Président à vie…

Le Parlement algérien vient de supprimer la limitation du nombre de mandats présidentiels. Inquiétant.

Alain Lormon  • 20 novembre 2008 abonné·es

Le régime algérien vient de laisser paraître une part de sa vérité. Cette vérité niée par la France ­officielle et par certains de nos intellectuels : l’Algérie est loin d’être une démocratie. Depuis le 12 novembre, on peut même dire qu’elle s’en est éloignée encore un peu plus. Le président Abdelaziz Bouteflika, 71 ans, vient en effet d’obtenir du Parlement la suppression de la limitation du nombre de mandats présidentiels. Tout autant que le contenu de cette révision constitutionnelle, c’est la façon dont elle a été ­acquise qui est édifiante. Le projet a en effet été adopté à main levée par 500 voix pour, 21 contre et 8 abstentions. Les trois partis de l’Alliance au pouvoir, le Front de libération nationale (FLN), le Rassemblement national démocratique (RND, libéral) et le Mouvement de la société pour la paix (islamique), se sont prononcés pour le projet. Le président Bouteflika, élu en 1999, et réélu en 2004, pourra ainsi briguer un troisième mandat à l’élection d’avril prochain.

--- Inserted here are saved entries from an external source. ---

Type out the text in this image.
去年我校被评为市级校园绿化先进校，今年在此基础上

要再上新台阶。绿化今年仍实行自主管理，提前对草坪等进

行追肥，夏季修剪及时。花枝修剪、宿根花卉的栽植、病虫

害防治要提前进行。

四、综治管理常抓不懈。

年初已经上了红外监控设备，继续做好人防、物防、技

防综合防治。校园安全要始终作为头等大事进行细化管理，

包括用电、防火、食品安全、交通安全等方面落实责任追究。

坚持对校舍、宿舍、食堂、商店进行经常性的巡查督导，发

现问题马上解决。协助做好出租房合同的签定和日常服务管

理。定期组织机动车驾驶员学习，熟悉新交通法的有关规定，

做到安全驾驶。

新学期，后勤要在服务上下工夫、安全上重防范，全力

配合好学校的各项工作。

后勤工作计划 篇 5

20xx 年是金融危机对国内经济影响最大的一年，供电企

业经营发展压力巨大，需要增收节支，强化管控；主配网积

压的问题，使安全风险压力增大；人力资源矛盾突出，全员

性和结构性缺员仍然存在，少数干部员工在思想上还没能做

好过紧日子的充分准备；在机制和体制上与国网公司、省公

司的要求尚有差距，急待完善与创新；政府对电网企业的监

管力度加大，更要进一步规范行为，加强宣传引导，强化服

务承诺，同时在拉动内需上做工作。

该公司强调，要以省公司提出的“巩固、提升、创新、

Cette disposition s’accompagne d’une autre mesure destinée à renforcer le pouvoir du Président : le projet prévoit la suppression de la fonction de chef du gouvernement au profit d’un poste de Premier ministre. Le Président, « chef suprême de toutes les forces armées de la République », devient aussi le seul maître de l’orientation politique. Jusqu’ici, en effet, le chef du gouvernement élaborait officiellement le programme. Avec emphase, Abdelaziz Bouteflika a salué « le patriotisme et le sens de la responsabilité des représentants du peuple ». En réalité, ce pouvoir renforcé, s’il profite au Président, profite plus encore à l’immuable groupe de généraux irascibles dont le Président est en quelque sorte le porte-­parole, sinon l’otage. Depuis 1991, et l’interruption d’un processus électoral qui devait donner une majorité aux islamistes du Front islamique du salut, le pouvoir des généraux n’a fait que se renforcer, continuant d’accaparer les fruits de la rente pétrolière. Pendant ce temps-là, l’Algérie réelle est à ­l’agonie. La population, très jeune (65 % ont moins de 30 ans), connaît un taux de chômage record de près de 20 %, et un niveau de pauvreté à peu près équivalent. Une situation encore aggravée par les conditions drastiques imposées par le Fonds monétaire international et la Banque mondiale, qui ont brutalement précipité le pays dans une économie libérale. La suppression des aides a eu notamment pour effet la flambée des prix de première nécessité.

Dans cette situation, et face à un système politique entièrement bloqué, dans lequel toute opposition est muselée (seul le Rassemblement pour la culture et la démocratie a osé rejeter la révision constitutionnelle), un sentiment travaille la société algérienne en profondeur : le désespoir. Il conduit le plus souvent les jeunes à rêver de départ. Il fait aussi le lit d’une nouvelle génération d’islamistes, plus radicaux encore que ceux des années 1990, de plus en plus en influents au sein d’une jeunesse sans horizon. Tout se met de nouveau en place pour une fausse opposition entre le régime des généraux incarné par Bouteflika et les islamistes. Les premiers constituant largement le terreau des seconds. Une opposition qui permet au gouvernement français de soutenir les généraux au nom de la ­résistance aux islamistes. Cela par une sorte de renversement cynique du lien de cause à effet.